Page is a not externally linkable
europeforvisitors - 4:25 pm on Oct 3, 2005 (gmt 0)
That might be true if the pages consisted mostly of duplicate content, but it certainly isn't a true statement in general. In the "bee" example, Google might think (not without reason) that pages were duplicate content, and that the intent was to spam the index, if all five pages consisted of virtually the same text with just a few words changed here and there.

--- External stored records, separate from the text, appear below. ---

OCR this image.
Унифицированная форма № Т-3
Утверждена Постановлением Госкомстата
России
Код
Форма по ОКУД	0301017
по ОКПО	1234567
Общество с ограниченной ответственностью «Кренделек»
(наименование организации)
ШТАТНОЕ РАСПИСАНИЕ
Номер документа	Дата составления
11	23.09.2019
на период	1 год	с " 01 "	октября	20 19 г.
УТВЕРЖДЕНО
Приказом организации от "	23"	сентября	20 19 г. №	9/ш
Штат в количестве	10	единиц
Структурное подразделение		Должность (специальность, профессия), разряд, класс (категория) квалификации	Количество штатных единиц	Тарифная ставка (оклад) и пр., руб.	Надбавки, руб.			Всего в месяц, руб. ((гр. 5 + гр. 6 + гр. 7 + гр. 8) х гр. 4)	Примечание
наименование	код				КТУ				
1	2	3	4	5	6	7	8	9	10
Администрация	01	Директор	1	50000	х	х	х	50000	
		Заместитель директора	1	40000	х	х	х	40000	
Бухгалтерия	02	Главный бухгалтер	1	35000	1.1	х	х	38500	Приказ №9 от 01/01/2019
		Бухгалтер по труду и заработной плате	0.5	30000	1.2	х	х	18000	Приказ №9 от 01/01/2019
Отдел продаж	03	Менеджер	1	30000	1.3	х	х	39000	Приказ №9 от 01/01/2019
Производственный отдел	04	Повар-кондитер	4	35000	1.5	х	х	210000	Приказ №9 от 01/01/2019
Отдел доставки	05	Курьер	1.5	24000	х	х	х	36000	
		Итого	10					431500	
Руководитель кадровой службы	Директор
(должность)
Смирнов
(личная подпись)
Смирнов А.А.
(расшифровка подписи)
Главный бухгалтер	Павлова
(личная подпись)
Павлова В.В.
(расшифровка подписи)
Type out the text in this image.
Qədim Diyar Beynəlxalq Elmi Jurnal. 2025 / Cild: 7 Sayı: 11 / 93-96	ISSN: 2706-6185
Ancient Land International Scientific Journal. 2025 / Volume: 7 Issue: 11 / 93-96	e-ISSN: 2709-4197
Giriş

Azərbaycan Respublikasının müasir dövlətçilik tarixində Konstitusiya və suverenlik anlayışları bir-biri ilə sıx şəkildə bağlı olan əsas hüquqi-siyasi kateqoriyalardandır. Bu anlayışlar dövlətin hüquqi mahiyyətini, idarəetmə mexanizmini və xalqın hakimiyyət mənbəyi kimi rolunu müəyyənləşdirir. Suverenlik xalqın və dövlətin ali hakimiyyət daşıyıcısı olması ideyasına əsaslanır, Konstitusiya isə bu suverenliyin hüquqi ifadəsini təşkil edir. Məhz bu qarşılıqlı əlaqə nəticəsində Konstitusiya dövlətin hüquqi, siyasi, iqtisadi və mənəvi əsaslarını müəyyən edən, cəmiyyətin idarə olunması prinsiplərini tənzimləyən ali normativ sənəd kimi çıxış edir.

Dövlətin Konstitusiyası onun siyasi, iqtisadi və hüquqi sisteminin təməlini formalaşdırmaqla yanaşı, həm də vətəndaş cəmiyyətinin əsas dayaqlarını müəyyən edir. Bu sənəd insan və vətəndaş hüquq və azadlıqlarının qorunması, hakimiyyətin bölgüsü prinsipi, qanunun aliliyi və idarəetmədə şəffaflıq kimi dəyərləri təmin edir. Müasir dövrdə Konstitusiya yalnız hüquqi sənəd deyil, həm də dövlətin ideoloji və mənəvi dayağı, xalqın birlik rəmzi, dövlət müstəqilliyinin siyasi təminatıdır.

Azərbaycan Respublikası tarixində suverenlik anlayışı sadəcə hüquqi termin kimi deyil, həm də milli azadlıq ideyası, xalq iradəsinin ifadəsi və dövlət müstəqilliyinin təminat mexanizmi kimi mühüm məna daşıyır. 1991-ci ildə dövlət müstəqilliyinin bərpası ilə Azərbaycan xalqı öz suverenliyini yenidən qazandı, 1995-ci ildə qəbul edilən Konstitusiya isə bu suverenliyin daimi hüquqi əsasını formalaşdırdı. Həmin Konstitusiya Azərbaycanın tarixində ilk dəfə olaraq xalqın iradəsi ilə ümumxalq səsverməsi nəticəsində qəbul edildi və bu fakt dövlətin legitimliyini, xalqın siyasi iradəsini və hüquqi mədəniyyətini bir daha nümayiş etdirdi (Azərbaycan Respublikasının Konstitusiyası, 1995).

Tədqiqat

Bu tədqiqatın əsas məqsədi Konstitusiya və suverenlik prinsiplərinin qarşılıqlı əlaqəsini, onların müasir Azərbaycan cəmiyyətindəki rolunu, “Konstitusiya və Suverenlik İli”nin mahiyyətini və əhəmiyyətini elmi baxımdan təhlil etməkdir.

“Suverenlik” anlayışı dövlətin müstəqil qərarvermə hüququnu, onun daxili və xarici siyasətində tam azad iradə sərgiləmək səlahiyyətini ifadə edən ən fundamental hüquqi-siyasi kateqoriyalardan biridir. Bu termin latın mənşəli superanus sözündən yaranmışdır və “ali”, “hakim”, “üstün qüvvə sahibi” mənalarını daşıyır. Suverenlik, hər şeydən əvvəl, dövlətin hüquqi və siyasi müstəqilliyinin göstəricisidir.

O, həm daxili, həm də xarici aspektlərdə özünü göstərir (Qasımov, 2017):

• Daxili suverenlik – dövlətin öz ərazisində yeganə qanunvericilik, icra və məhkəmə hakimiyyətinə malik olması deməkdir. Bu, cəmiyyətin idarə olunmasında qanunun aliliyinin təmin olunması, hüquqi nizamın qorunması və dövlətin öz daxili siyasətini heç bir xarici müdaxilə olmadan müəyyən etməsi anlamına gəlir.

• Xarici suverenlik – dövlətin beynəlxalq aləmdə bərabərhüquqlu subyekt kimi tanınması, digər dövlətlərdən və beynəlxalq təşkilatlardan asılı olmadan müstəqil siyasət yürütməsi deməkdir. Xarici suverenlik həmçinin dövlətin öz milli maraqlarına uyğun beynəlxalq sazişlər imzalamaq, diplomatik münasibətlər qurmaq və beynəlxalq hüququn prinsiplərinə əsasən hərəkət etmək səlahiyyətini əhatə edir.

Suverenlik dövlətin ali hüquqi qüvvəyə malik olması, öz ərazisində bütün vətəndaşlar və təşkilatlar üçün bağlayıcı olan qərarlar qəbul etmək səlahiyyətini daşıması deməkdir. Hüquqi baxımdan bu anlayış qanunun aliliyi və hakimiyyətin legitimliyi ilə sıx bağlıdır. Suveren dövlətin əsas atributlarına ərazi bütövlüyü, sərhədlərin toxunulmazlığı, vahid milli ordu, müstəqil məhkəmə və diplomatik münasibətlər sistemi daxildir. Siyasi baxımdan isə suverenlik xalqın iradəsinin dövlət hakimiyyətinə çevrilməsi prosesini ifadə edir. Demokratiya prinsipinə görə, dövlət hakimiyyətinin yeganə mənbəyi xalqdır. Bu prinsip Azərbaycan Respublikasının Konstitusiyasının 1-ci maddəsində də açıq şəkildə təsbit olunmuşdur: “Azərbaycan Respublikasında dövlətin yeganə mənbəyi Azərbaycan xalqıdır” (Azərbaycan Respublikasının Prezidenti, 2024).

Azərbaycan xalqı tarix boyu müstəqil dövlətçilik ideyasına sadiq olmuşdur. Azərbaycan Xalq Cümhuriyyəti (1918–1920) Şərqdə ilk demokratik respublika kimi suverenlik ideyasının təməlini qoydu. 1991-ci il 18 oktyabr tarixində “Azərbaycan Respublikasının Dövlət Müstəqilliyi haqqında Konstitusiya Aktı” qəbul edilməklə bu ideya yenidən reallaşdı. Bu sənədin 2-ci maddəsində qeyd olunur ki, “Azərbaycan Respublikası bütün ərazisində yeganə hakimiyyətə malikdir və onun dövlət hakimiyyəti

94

E.g.: Peruvian honeybee: A black-and-yellow bee with a pointy stinger and hairy feet that buzzes in Spanish, generic text generic text generic text... Brazilian honeybee: A black-and-yellow bee with a pointy stinger and hairy feet that buzzes in Portuguese, generic text generic text generic text... Irish honeybee: A black-and-yellow bee with a pointy stinger and hairy feet that buzzes in Gaelic, generic text generic text generic text... Now, there might be legitimate reasons for using this kind of duplicate content, but Google can hardly be faulted for assuming that such patterns are artificial. And if there's a 97% statistical likelihood that such blatant duplication is the result of aggressive SEO and merely clutters the index with boilerplate content, then is it so unreasonable for Google to simply filter all the pages and rely on reinclusion requests to correct the few instances where the duplicate content might be legitimate and in keeping with Google's stated mission? In situations like the bee examples above, why shouldn't the burden be on the publisher to demonstrate that the duplicate content is legitimate and of value to users?
So now if we webmasters post more then page on a topic like 'bees', then Googles thinks we are spamming web page.